Reactions to the text “When the authority of the teacher is undermined by good thinking!” “

Suzanne-G. Chartrand published on December 11, “When the authority of the teacher is undermined by good thinking! », Did not fail to make the readers react. Here is an overview of the emails received.



A complex process

Completely agree with this analysis. Education is not a process of joys and happiness alone. The mind develops not only through the accumulation of knowledge (all knowledge), but through the development of the ability to think, analyze, debate, be confronted with what is unfamiliar and to understand that not to agree is not an anomaly. It is a serious mistake for education and society to always put feeling as a primary value. Emotion is seldom the bearer of sound decisions. But, after all, young people will be able to content themselves with their Facebook, Twitter, TikTok diplomas and so on.

Julien houle

Difficult dialogue

I am at odds with my 40 year old daughter. She’s woke. Our relationship suffers. We can no longer speak, for God’s sake!

Jean-Guy Marmen

Endorse the sensitivities

Where there is a problem is when management gets involved by giving value to each other’s sensitivities.

André Brunelle, retired teacher

“Seek the truth and not receive it ready-made”

I think like Ferdinand Buisson, secular educator, quoted by President Emmanuel Macron during a tribute to Samuel Paty, beheaded in France by an Islamist: “We must take the human being, however small and humble he may be, and give him the idea that he can think for himself, that he owes neither faith nor obedience to anyone, that it is for him to seek the truth and not to receive it ready-made from a master, a director, of a leader whatever it is temporal or spiritual ”. In my opinion, that’s right thinking!

Hugues Beauregard

Teach doubt

What must be taught above all is doubt. To judge a work, we must also take into account the time when it was created, but this requires knowledge of this past. Ignorance is at the origin of these abuses.

Jeanne Baillargeon

A fair film

I loved this movie, which is so closely related to what’s going on in college. I endorse M’s wordsme Suzanne Chartrand. It would take more courageous people like her to speak out against these situations. Tell us about the next report of the committee on censorship chaired by Alexandre Cloutier. I would like to read the analysis of Professor Yves Gingras, specialist in the history of universities who wrote a very good article in the last issue of the journal Argument which was devoted to the university.
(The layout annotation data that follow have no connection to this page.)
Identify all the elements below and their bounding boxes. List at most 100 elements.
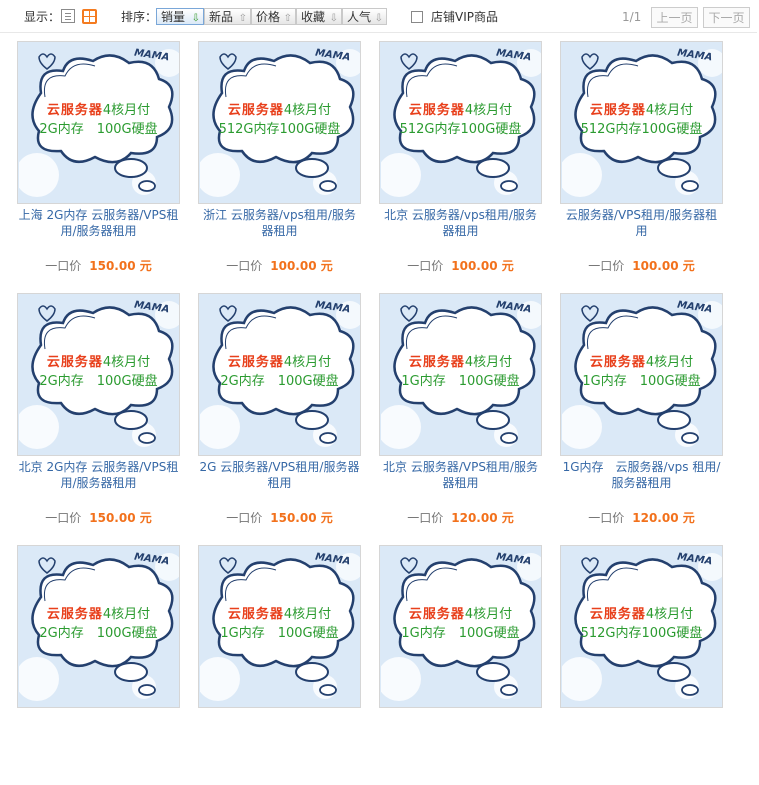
image-headline-plan: 4核月付 (464, 607, 513, 622)
vip-label[interactable]: 店铺VIP商品 (431, 0, 498, 32)
image-headline: 云服务器4核月付 (380, 99, 541, 118)
product-image[interactable]: MAMA 云服务器4核月付 2G内存 100G硬盘 (198, 293, 361, 456)
product-image[interactable]: MAMA 云服务器4核月付 512G内存100G硬盘 (198, 41, 361, 204)
sort-button-label: 新品 (209, 10, 234, 24)
image-spec: 2G内存 100G硬盘 (220, 374, 339, 389)
price-value: 150.00 元 (89, 511, 152, 525)
product-card[interactable]: MAMA 云服务器4核月付 1G内存 100G硬盘 (198, 545, 361, 785)
product-title[interactable]: 2G 云服务器/VPS租用/服务器租用 (198, 459, 361, 491)
image-headline-server: 云服务器 (589, 103, 646, 118)
product-image[interactable]: MAMA 云服务器4核月付 1G内存 100G硬盘 (379, 545, 542, 708)
image-headline-server: 云服务器 (227, 355, 284, 370)
image-headline: 云服务器4核月付 (199, 603, 360, 622)
price-label: 一口价 (407, 259, 444, 273)
image-headline-server: 云服务器 (589, 355, 646, 370)
product-card[interactable]: MAMA 云服务器4核月付 2G内存 100G硬盘 2G 云服务器/VPS租用/服务器… (198, 293, 361, 533)
product-title[interactable]: 北京 云服务器/vps租用/服务器租用 (379, 207, 542, 239)
prev-page-button[interactable]: 上一页 (651, 7, 698, 28)
product-card[interactable]: MAMA 云服务器4核月付 512G内存100G硬盘 北京 云服务器/vps租用/服务… (379, 41, 542, 281)
image-headline-server: 云服务器 (408, 103, 465, 118)
image-spec: 2G内存 100G硬盘 (39, 122, 158, 137)
image-headline: 云服务器4核月付 (18, 99, 179, 118)
sort-arrow-icon: ⇩ (191, 13, 200, 24)
sort-arrow-icon: ⇩ (374, 13, 383, 24)
sort-button[interactable]: 人气 ⇩ (342, 8, 387, 25)
price-value: 100.00 元 (451, 259, 514, 273)
image-spec: 512G内存100G硬盘 (218, 122, 341, 137)
product-card[interactable]: MAMA 云服务器4核月付 1G内存 100G硬盘 (379, 545, 542, 785)
image-headline: 云服务器4核月付 (561, 351, 722, 370)
image-headline: 云服务器4核月付 (380, 603, 541, 622)
image-headline-plan: 4核月付 (283, 607, 332, 622)
product-image[interactable]: MAMA 云服务器4核月付 1G内存 100G硬盘 (379, 293, 542, 456)
product-price: 一口价 150.00 元 (17, 257, 180, 274)
sort-arrow-icon: ⇧ (238, 13, 247, 24)
image-headline-server: 云服务器 (46, 103, 103, 118)
image-headline-server: 云服务器 (408, 607, 465, 622)
product-price: 一口价 100.00 元 (198, 257, 361, 274)
sort-button[interactable]: 销量 ⇩ (156, 8, 204, 25)
price-value: 120.00 元 (451, 511, 514, 525)
price-label: 一口价 (588, 259, 625, 273)
image-headline: 云服务器4核月付 (561, 99, 722, 118)
sort-label: 排序： (121, 10, 158, 24)
sort-arrow-icon: ⇧ (283, 13, 292, 24)
image-spec: 512G内存100G硬盘 (580, 626, 703, 641)
image-headline: 云服务器4核月付 (199, 99, 360, 118)
sort-button-label: 价格 (256, 10, 281, 24)
image-headline-plan: 4核月付 (102, 355, 151, 370)
product-image[interactable]: MAMA 云服务器4核月付 1G内存 100G硬盘 (198, 545, 361, 708)
product-card[interactable]: MAMA 云服务器4核月付 512G内存100G硬盘 (560, 545, 723, 785)
image-spec: 2G内存 100G硬盘 (39, 626, 158, 641)
product-image[interactable]: MAMA 云服务器4核月付 512G内存100G硬盘 (560, 41, 723, 204)
product-card[interactable]: MAMA 云服务器4核月付 512G内存100G硬盘 云服务器/VPS租用/服务器租用… (560, 41, 723, 281)
price-label: 一口价 (407, 511, 444, 525)
product-image[interactable]: MAMA 云服务器4核月付 512G内存100G硬盘 (560, 545, 723, 708)
vip-checkbox[interactable] (411, 11, 423, 23)
product-image[interactable]: MAMA 云服务器4核月付 2G内存 100G硬盘 (17, 545, 180, 708)
image-spec: 2G内存 100G硬盘 (39, 374, 158, 389)
image-spec: 1G内存 100G硬盘 (401, 626, 520, 641)
product-card[interactable]: MAMA 云服务器4核月付 1G内存 100G硬盘 北京 云服务器/VPS租用/服务器… (379, 293, 542, 533)
product-price: 一口价 120.00 元 (379, 509, 542, 526)
sort-button[interactable]: 新品 ⇧ (204, 8, 251, 25)
sort-arrow-icon: ⇩ (329, 13, 338, 24)
product-card[interactable]: MAMA 云服务器4核月付 2G内存 100G硬盘 (17, 545, 180, 785)
product-title[interactable]: 云服务器/VPS租用/服务器租用 (560, 207, 723, 239)
toolbar: 显示： 排序： 销量 ⇩ 新品 ⇧ 价格 ⇧ 收藏 ⇩ 人气 ⇩ 店铺VIP商品 1/1 上一页 … (0, 0, 757, 33)
product-price: 一口价 150.00 元 (198, 509, 361, 526)
image-headline-server: 云服务器 (227, 607, 284, 622)
image-headline: 云服务器4核月付 (199, 351, 360, 370)
product-title[interactable]: 浙江 云服务器/vps租用/服务器租用 (198, 207, 361, 239)
product-card[interactable]: MAMA 云服务器4核月付 2G内存 100G硬盘 上海 2G内存 云服务器/VPS租… (17, 41, 180, 281)
product-image[interactable]: MAMA 云服务器4核月付 2G内存 100G硬盘 (17, 41, 180, 204)
image-headline-plan: 4核月付 (102, 607, 151, 622)
grid-view-icon[interactable] (82, 9, 97, 24)
display-label: 显示： (24, 10, 61, 24)
image-headline: 云服务器4核月付 (18, 351, 179, 370)
product-card[interactable]: MAMA 云服务器4核月付 512G内存100G硬盘 浙江 云服务器/vps租用/服务… (198, 41, 361, 281)
product-title[interactable]: 1G内存 云服务器/vps 租用/服务器租用 (560, 459, 723, 491)
sort-button-label: 人气 (347, 10, 372, 24)
sort-button-label: 销量 (161, 10, 186, 24)
next-page-button[interactable]: 下一页 (703, 7, 750, 28)
product-image[interactable]: MAMA 云服务器4核月付 2G内存 100G硬盘 (17, 293, 180, 456)
price-value: 100.00 元 (632, 259, 695, 273)
image-headline-server: 云服务器 (46, 607, 103, 622)
product-title[interactable]: 北京 云服务器/VPS租用/服务器租用 (379, 459, 542, 491)
price-label: 一口价 (226, 259, 263, 273)
sort-button-label: 收藏 (301, 10, 326, 24)
price-label: 一口价 (45, 259, 82, 273)
product-image[interactable]: MAMA 云服务器4核月付 512G内存100G硬盘 (379, 41, 542, 204)
list-view-icon[interactable] (61, 9, 75, 23)
product-title[interactable]: 北京 2G内存 云服务器/VPS租用/服务器租用 (17, 459, 180, 491)
product-title[interactable]: 上海 2G内存 云服务器/VPS租用/服务器租用 (17, 207, 180, 239)
price-label: 一口价 (226, 511, 263, 525)
product-image[interactable]: MAMA 云服务器4核月付 1G内存 100G硬盘 (560, 293, 723, 456)
product-card[interactable]: MAMA 云服务器4核月付 1G内存 100G硬盘 1G内存 云服务器/vps 租用/… (560, 293, 723, 533)
image-headline: 云服务器4核月付 (561, 603, 722, 622)
sort-button[interactable]: 收藏 ⇩ (296, 8, 342, 25)
product-card[interactable]: MAMA 云服务器4核月付 2G内存 100G硬盘 北京 2G内存 云服务器/VPS租… (17, 293, 180, 533)
product-price: 一口价 150.00 元 (17, 509, 180, 526)
sort-button[interactable]: 价格 ⇧ (251, 8, 296, 25)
Robert Comeau, former professor at UQAM

It does not date from yesterday

And it does not date from yesterday! In 2001, I gave a course in adult education: Introduction to the sociology of Quebec. They refused that I give the nine hours on the period of the Quiet Revolution on the pretext that the fact of presenting the secularization of our society could offend the believing students. No matter how hard I tried to explain that this course could not be relevant without addressing the Quiet Revolution, nothing helped. I gave in to management, but gave my students another lesson plan and broached the subject anyway! I dare not imagine today!

Sophie blain

From elementary school

It doesn’t just happen at the university, college or high school level. It starts in elementary school, yes! Children and their parents must be liked at all costs, in fact at all costs. You should survey elementary school staff.

Francine St-Denis, retired from education and happy to be so

Improve without denying history

I agree with this point of view, because I find this trend revolting, this approach of the so-called defenders of the rights of all these people, supposedly in the minority, harassed, disadvantaged, discriminated against, marginalized, etc. Everything is a pretext to challenge, complain, claim, be seen in the public square. There will always be room for improvement, but history should not be denied or denied. We must learn from it to do better.

Claude Ménard, Laval

When the system allows ignorance

For at least two generations, schools, colleges and universities have become cafeterias where the customer chooses what he wants on the display and places it on his individual tray. This customer can complain about anything, even what they don’t want, including odors, presentation, personnel, labeling, food and health requirements, etc.

Previously, a diploma guaranteed competence based on the common core of a course or profession. This will no longer be the case in two generations. In the near future, we will have professions and diplomas based on ideology, charlatanism, rectitude, the flavor of the month, and so on.

It is a paradox when the education system allows ignorance and narrow-mindedness. No one is more dangerous than the ignorant one who thinks he knows everything.

It started more than 40 years ago, when in elementary school some parents were already asking for grade revisions so that the child could have access to an enriched program or other. It hasn’t changed except that it got worse.